Newcomers to Graeme Murphy’s ‘Nutcracker’

Nutcracker: The Australian Ballet, Sydney and Melbourne, 2009

The 2009 season of Graeme Murphy’s Nutcracker: the story of Clara has all but convinced me that this work is the closest thing we have in Australia to a dance masterpiece. It is, like all great works of art, a very giving work. It continues to reveal new layers of meaning with each viewing, and it continues to reveal those layers at every level—dramaturgically and choreographically as well as in terms of its visual impact and historical underpinnings. Now we are also in the fortunate position of having had this ballet staged by the Australian Ballet in four separate seasons over seventeen years. Its inaugural season in 1992 was followed by restagings in 1994 and 2000. So, in 2009 there is an opportunity to reflect on how this ballet has grown and been interpreted over those seasons.

Two newcomers to the ballet stood out in this 2009 season.

At the centre of the work is the character of Clara the Elder, a now-retired elderly woman who is still in her heart a dancer. It is her story we watch unfolding before us, her destiny and ultimately her death. In the 2009 season Marilyn Jones and Ai-Gul Gaisina, both now in their late sixties, were cast to alternate in this important role. For those of us who had watched the two original Elder Claras—Dame Margaret Scott and Valrene Tweedie—it was hard to imagine that anyone could bring such depth of characterisation to the role as these two did. But Gaisina, Russian-born and Russian-trained, seemed as though she was born to dance the role. She had all the elegance of a ballerina, which indeed she was when at the height of her career. There was also a certain flamboyance in the flick of a wrist or a tilt of the head that gave her dancing a particularly Russian flavour. This, combined with a special way of interacting with her fellow cast members so that eyes met eyes and looking meant seeing, made her performance a moving and utterly believable one. She also imbued the role with an edge of humour. It was quite understated and perhaps it was more a taking of pleasure in the role than anything else. But it was clearly there and very noticeable in Act I as she entertained her Russian émigré friends. It allowed us to sense that we were watching a real life story unfold before us.

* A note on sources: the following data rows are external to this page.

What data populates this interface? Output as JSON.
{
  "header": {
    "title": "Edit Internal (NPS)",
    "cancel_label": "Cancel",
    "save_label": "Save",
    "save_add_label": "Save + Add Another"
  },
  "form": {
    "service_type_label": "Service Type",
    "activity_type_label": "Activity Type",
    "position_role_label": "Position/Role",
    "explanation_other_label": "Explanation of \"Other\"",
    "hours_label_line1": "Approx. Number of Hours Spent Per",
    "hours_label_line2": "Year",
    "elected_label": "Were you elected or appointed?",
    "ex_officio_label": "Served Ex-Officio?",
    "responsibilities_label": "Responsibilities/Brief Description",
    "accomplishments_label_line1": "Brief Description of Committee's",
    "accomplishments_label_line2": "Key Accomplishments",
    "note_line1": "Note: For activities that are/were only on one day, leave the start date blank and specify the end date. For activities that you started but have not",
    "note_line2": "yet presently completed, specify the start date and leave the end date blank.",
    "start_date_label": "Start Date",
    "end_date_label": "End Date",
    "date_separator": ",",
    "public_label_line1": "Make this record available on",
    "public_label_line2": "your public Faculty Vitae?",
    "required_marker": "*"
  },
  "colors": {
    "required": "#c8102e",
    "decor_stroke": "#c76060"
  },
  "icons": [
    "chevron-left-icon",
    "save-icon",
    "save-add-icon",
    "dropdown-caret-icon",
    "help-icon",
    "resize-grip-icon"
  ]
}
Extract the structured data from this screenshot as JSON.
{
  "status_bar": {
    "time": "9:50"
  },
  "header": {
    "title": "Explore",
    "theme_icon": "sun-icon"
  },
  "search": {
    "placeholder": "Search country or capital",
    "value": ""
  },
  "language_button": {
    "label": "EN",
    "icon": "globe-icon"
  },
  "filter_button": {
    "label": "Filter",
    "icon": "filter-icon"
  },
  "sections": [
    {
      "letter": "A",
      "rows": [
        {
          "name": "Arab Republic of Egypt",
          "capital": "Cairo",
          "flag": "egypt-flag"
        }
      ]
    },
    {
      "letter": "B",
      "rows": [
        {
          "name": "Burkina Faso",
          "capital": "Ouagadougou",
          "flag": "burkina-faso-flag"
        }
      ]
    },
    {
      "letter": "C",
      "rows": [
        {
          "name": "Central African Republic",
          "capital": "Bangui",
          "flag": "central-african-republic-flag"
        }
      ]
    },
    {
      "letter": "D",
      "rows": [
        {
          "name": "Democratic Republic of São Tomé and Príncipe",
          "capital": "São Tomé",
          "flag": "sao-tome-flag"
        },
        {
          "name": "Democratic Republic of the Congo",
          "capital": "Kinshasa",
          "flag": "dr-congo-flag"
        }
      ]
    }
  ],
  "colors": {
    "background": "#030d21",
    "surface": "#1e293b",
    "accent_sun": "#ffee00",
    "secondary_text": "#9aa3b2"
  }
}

Ai-Gul Gaisina, 'Nutcracker' Act 1. Photo: Branco Gaica, 2009
Ai-Gul Gaisina, Nutcracker Act 1. Photo:  Branco Gaica, 2009

The other outstanding performance in the casts I saw came from Leanne Stojmenov as Clara the Ballerina. Stojmenov is now fulfilling the promise that marked her performances with West Australian Ballet as a new and very young member of the company in 1999 and 2000. She has such a strong and sure technique and handled the intricacies of Murphy’s choreography with aplomb and apparent ease. Her grand pas de deux with Marc Cassidy was thrilling and in the pas de deux between Clara and her Beloved Officer, although partnered very shakily by Yosvani Ramos, Stojmenov showed her growing ability to create dramatic tension through the use of the whole body. It augurs well for her future.

It is incredibly satisfying to have Murphy’s Nutcracker return to the stage. It is one of the great treasures of the Australian Ballet’s repertoire and a work that allows us the rare pleasure of being able to look back at an Australian work and compare and contrast.